The Boston Bruins returned to Chicago for the first time since Game 5 of the Stanley Cup Finals last June, to take on the Blackhawks team that ended their season and raised Lord Stanley’s Cup instead of them. It was a great game and these teams are still two of the best and most entertaining to watch in the NHL. The game was overshadowed in Boston media coverage this weekend with the AFC Championship Game between the Patriots and Broncos, and Rajon Rondo’s return to the Celtics on Friday night. I’ve written about both of those things already, and now it’s time to give the Bruins the attention they deserve, even in defeat.
The rematch reinforced the notion that last year’s Stanley Cup Finals was the closes series ever to end in six games. These teams went to overtime after overtime, the Bruins matched the Blackhawks blow for blow, but eventually came up short. The same was true in their return to The Madhouse on Madison on Sunday. Brad Marchand scored two goals to match Chicago’s two goals from Marian Hossa and Brandon Bollig. Marchand also scored the Bruins only shootout goal, but it was not enough as Jonathan Toews and Patrick Kane put shootout attempts past Tuukka Rask for the Hawks. They were in it all the way, but could not finish. Both goalies were excellent in this game, after Rask and Corey Crawford were both rewarded this summer with contract extensions. They reminded us that they both belonged in the last games of the 2013 season.

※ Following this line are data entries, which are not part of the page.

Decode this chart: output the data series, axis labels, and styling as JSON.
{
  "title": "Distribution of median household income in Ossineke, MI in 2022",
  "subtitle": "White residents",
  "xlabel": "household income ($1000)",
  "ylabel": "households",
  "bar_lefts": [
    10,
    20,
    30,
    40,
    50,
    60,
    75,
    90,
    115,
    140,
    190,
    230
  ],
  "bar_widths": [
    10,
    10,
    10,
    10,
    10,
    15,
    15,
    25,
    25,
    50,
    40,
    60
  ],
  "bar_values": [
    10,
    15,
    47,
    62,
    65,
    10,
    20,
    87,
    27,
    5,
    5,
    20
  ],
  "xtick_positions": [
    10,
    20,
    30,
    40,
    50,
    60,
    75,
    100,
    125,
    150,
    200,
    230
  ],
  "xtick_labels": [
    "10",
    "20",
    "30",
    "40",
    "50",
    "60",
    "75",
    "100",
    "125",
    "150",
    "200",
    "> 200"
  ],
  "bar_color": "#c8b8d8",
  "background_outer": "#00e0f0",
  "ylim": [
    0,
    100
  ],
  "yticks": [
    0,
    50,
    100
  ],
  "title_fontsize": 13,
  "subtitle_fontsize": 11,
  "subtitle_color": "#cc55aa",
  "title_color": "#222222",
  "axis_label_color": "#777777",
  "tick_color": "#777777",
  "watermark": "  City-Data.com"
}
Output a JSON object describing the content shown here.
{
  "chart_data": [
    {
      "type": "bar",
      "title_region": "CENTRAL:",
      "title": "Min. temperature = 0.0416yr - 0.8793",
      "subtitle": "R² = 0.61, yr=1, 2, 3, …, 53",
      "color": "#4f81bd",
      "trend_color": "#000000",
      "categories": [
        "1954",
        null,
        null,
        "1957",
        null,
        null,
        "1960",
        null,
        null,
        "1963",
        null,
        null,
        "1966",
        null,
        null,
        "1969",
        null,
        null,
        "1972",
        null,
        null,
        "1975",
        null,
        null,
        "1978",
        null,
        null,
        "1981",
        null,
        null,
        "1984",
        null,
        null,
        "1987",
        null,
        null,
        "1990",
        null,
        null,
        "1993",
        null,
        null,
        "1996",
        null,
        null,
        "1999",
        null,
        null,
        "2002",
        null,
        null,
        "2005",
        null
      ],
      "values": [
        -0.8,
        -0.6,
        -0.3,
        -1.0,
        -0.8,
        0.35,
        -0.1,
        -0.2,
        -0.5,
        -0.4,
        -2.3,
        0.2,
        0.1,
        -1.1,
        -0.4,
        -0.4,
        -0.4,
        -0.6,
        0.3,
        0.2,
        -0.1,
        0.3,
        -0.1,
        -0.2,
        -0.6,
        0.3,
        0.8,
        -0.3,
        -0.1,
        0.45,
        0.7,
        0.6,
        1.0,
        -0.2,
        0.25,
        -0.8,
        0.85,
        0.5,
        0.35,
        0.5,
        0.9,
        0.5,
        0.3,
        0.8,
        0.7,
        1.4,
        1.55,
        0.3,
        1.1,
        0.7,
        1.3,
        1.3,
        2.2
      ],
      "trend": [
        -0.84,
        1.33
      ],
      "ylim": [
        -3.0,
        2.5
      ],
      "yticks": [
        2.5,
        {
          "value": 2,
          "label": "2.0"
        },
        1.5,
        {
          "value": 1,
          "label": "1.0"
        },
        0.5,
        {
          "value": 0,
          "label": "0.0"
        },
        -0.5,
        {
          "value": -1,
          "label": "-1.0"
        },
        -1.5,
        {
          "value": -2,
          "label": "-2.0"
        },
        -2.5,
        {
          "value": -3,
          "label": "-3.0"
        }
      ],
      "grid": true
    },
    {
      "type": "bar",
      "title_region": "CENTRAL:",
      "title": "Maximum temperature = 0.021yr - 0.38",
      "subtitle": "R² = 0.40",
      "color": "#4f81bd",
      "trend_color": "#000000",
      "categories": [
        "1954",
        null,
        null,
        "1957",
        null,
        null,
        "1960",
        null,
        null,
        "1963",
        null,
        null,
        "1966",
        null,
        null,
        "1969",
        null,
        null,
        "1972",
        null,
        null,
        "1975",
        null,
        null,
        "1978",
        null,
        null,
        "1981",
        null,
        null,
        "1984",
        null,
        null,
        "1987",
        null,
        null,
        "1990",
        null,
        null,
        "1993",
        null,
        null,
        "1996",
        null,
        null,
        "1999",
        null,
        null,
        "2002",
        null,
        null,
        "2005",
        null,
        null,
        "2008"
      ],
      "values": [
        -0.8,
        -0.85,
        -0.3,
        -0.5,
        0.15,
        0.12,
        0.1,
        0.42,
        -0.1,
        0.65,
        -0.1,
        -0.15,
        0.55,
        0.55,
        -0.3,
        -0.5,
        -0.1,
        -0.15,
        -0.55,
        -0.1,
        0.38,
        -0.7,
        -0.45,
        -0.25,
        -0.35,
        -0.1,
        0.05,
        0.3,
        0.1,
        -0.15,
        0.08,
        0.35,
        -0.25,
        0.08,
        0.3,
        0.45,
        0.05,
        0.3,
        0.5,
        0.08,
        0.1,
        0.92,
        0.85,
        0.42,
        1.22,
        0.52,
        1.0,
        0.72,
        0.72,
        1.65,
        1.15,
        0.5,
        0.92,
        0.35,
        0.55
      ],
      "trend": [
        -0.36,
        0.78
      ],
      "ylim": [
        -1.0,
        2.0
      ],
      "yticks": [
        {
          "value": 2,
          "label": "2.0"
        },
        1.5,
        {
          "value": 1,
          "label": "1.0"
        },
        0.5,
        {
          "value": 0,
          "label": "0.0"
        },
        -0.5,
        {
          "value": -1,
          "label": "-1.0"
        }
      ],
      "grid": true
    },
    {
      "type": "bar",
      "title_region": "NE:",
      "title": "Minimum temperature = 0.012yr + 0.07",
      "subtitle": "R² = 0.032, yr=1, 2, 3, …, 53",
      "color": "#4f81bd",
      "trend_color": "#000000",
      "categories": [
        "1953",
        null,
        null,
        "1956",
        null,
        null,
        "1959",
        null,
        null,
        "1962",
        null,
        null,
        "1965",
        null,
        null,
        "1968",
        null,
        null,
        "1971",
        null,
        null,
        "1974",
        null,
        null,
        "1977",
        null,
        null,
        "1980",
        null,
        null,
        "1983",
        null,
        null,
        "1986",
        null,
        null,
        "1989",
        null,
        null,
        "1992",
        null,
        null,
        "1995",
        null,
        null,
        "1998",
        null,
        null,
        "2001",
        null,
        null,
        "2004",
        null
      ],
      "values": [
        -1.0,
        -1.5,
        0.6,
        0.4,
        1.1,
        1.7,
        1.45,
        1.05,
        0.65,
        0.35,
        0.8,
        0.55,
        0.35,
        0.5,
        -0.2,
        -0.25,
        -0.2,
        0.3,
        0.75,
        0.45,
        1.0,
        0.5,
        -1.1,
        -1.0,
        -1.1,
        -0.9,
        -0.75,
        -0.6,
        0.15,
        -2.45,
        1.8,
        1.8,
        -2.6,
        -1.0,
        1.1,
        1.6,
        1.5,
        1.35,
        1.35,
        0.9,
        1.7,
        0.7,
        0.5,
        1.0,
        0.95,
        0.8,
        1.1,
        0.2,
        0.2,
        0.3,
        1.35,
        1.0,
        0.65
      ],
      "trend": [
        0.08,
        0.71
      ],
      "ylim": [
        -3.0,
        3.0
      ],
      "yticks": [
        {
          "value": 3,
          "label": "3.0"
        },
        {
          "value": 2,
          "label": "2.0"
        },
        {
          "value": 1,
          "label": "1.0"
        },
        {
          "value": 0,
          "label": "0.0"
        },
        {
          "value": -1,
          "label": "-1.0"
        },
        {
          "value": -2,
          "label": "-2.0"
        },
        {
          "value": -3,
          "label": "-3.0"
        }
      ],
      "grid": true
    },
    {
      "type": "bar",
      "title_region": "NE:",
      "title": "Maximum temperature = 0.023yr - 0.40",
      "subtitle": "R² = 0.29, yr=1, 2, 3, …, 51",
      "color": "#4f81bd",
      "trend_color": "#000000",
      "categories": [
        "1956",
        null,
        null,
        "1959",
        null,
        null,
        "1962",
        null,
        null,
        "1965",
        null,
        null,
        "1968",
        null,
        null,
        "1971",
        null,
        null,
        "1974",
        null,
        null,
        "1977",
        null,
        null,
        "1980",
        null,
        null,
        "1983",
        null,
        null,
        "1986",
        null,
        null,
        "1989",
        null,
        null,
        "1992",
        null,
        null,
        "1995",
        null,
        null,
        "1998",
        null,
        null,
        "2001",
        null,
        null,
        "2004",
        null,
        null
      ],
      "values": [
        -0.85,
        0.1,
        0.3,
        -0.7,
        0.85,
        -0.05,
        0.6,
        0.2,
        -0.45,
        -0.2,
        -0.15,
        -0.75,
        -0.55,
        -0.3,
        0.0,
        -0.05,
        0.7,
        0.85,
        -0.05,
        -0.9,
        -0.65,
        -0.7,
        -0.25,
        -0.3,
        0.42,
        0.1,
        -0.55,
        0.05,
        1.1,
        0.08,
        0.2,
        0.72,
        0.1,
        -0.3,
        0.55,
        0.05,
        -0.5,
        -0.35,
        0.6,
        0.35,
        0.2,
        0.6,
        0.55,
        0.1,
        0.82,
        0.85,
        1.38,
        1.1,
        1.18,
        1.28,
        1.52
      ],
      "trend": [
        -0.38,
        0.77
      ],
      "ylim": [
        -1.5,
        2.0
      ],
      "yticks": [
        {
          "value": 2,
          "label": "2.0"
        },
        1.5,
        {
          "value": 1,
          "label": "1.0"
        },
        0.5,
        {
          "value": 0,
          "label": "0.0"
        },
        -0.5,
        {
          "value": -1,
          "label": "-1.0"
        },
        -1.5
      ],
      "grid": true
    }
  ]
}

The 2013 Stanley Cup Finals could be the start of a beautiful rivalry, between two Original Six teams who play the game the right way, and have been transforming themselves for the future as they continue to contend in the present. Neither team rested on their laurels last summer. The Bruins traded Tyler Seguin and Rich Peverley to Dallas on the 4th of July, after the Hawks traded Dave Bolland, who scored the game winning goal in Game 6, on the day of their championship parade. Boston’s Peter Chiarelli and Chicago’s Stan Bowman are two of the best GMs in the NHL today. Boston’s Claude Julien and Chicago’s Joel Quenneville have each taken their teams to the Stanley Cup Finals twice, and have as good a chance as anyone to do so again if their teams stay healthy. The natural rivalry between Boston and Chicago is not as strong as Boston’s rivalries with New York, LA, Philly, Montreal, Detroit, Miami, Baltimore, or Buffalo, and the 2013 Finals was just the third time in history that a Boston team faced a Chicago team with a championship on the line (The Bears beat the Pats in Super Bowl XX and the Red Sox beat the Cubs in the 1918 World Series), but that can change in the coming years.
There is another clash of champions today in Boston as the 2011 champion Bruins face the 2012 champion Los Angeles Kings. The B’s barely play the Kings, but these teams are contenders every year, so the regular season benchmark games mean a lot more than they used to.